NEW YORK (WCBS 880) — Resident-only restrictions will be in place this Memorial Day weekend at beaches in Westchester, Nassau and Suffolk counties, along with capacity limitations.
WCBS 880’s Sophia Hall traveled to Jones Beach on Friday, where New York State Parks Commissioner Erik Kulleseid reminded beachgoers to stay safe.
He noted that he was happy with what he was seeing early in the day.
“The is exactly the kind of behavior we want to see out here,” he said pointing to a number of residents on the beach. “We’ve tried to just remind people make sure the beach is set up for people to have that kind of great experience without compromising health.”
Hall reports there are signs throughout the beach to remind people to maintain social distance. Beach blankets must be set up at least 10-feet from one another and staffing is patrolling to make sure everyone is adhering to the rules.
“Our whole mode with people is to sort of gently say, ‘Hey, can you split this up, you get a little close,’ ‘this is not appropriate behavior.’ We take a gentle approach,” Kulleseid said.
The commissioner said he wants everyone to enjoy themselves.
Nassau and Suffolk have closed their county-run beaches to everyone besides residents.
WCBS 880’s Steve Burns spoke on Thursday with Suffolk County Executive Steve Bellone who said if you're paying for staffing and upkeep at these beaches, you should have first dibs at using them.
“We had to say, for those capacity reasons, that we need to prioritize these facilities for our residents,” he explains.
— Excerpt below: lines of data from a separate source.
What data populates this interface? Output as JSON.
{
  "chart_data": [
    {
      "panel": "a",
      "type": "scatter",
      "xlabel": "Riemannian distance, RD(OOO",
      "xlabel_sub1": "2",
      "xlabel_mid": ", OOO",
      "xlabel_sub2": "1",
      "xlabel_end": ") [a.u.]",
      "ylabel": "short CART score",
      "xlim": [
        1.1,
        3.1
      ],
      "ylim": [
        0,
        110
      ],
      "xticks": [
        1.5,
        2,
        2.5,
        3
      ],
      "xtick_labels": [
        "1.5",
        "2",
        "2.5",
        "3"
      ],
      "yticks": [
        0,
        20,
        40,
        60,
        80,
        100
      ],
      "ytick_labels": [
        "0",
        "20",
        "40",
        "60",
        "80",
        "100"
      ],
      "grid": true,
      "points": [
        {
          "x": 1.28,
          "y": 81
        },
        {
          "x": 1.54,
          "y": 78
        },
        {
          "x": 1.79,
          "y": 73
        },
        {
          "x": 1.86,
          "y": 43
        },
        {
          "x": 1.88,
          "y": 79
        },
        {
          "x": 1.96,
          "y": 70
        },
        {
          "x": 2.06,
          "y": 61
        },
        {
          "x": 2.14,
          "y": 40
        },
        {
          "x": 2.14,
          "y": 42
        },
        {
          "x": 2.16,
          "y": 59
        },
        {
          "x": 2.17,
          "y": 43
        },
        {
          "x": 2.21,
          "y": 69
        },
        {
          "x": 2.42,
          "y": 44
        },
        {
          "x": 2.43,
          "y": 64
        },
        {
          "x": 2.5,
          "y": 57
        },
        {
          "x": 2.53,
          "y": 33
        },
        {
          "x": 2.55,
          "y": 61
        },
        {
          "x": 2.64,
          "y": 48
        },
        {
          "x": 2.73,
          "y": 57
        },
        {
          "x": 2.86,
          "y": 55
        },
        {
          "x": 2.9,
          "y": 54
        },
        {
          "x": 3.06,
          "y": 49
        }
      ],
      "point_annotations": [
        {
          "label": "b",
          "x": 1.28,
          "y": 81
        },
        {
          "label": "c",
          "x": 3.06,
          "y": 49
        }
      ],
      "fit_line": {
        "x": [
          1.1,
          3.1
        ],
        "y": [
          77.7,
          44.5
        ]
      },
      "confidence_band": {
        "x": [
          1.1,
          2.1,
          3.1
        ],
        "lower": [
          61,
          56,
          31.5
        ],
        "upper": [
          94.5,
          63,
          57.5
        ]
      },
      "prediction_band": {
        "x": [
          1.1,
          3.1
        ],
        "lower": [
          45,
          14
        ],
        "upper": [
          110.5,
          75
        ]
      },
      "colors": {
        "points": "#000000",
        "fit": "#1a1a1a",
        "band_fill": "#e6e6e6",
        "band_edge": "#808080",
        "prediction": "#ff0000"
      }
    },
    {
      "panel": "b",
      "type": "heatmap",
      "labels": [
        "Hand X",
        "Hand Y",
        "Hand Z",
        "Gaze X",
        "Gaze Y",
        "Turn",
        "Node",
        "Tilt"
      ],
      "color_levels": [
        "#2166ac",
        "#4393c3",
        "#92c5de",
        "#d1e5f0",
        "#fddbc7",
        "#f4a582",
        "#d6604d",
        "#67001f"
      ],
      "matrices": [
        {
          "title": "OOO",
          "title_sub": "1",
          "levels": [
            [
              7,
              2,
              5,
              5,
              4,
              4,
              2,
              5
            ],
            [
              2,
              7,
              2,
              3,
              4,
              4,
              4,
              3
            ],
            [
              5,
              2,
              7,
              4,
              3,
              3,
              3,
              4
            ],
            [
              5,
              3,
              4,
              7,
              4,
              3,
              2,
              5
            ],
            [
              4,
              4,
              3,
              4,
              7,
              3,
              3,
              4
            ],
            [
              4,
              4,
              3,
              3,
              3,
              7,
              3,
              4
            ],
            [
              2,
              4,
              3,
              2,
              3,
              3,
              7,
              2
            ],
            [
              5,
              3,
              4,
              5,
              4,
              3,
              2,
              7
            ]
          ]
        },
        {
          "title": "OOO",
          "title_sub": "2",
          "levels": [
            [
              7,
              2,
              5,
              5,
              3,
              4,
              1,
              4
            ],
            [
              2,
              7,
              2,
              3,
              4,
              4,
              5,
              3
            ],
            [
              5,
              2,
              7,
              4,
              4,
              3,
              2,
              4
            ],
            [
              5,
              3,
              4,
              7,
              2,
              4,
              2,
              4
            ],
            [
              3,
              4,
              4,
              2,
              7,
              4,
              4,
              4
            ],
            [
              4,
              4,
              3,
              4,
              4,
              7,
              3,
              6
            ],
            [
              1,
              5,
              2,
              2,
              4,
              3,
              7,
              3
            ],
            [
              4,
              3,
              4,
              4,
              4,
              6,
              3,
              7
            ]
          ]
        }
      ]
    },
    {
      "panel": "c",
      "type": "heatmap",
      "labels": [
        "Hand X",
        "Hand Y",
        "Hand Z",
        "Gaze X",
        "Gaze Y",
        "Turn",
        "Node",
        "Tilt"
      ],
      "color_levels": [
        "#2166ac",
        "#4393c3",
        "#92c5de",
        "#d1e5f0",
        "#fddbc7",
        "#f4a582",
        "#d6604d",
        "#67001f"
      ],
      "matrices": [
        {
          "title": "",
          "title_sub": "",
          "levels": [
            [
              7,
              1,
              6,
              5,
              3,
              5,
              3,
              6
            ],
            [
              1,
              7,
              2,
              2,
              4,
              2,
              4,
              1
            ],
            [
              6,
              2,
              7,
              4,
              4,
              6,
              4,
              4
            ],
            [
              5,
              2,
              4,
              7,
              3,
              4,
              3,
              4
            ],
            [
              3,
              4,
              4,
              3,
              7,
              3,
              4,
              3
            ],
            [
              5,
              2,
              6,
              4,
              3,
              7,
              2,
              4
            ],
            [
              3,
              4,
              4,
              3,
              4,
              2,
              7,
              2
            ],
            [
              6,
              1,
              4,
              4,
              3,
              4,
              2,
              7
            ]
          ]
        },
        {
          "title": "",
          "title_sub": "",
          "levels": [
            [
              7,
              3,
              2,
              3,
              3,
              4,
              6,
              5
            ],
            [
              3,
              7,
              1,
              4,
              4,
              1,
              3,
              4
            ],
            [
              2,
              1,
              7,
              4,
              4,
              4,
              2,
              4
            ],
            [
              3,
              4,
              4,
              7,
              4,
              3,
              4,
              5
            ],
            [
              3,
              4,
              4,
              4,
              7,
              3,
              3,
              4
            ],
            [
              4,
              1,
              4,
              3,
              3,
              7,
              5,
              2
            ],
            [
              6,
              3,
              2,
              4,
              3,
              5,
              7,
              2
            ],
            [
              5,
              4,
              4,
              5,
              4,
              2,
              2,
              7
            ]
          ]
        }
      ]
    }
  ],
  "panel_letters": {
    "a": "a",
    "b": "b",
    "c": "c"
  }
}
Bellone agrees with his counterparts in Nassau and Westchester.
They don't blame New York City Mayor Bill de Blasio for keeping beaches closed in the five boroughs, but they don’t want their beaches overrun by visitors.
“We will be checking licenses or, what we have, green key cards for Suffolk residents,” Bellone explains.
Westchester County Executive George Latimer told WCBS 880's Steve Scott on Friday that they will be vigilant this weekend.
“First thing is in opening the beaches in Westchester County, we know that we've got to have social distancing, we have to reduce our capacity, to where with the beach might have as many as two thousand people out and we have to keep the number under one thousand. And we’re gonna have to manage demand, because most of the society has been you know sort of locked down and away from a variety of recreations,” Latimer said.
In accordance with state rules, he says beaches will be limited to 50% of their usual capacity.
“We've made the decision while New York City beaches are closed, that we're going to have to limit our beaches. We have two of them that we’re opening – they’ve relatively small – to Westchester residents," he said. “We have a couple of entrances on each of these beaches that really control the flow.”
Latimer notes that signage will be up at both beaches reading “Westchester Residents Only.” There will be enforcement out at the beaches to check IDs to ensure nobody is sneaking into the beach.
Though, it won't last forever.
Latimer assured Scott on Friday: “Once New York City can open its beaches, then we don't have any problem having other people come in.”
Both Long Island county leaders also say their resident-only rules will go away once Mayor de Blasio decides to reopen New York City beaches.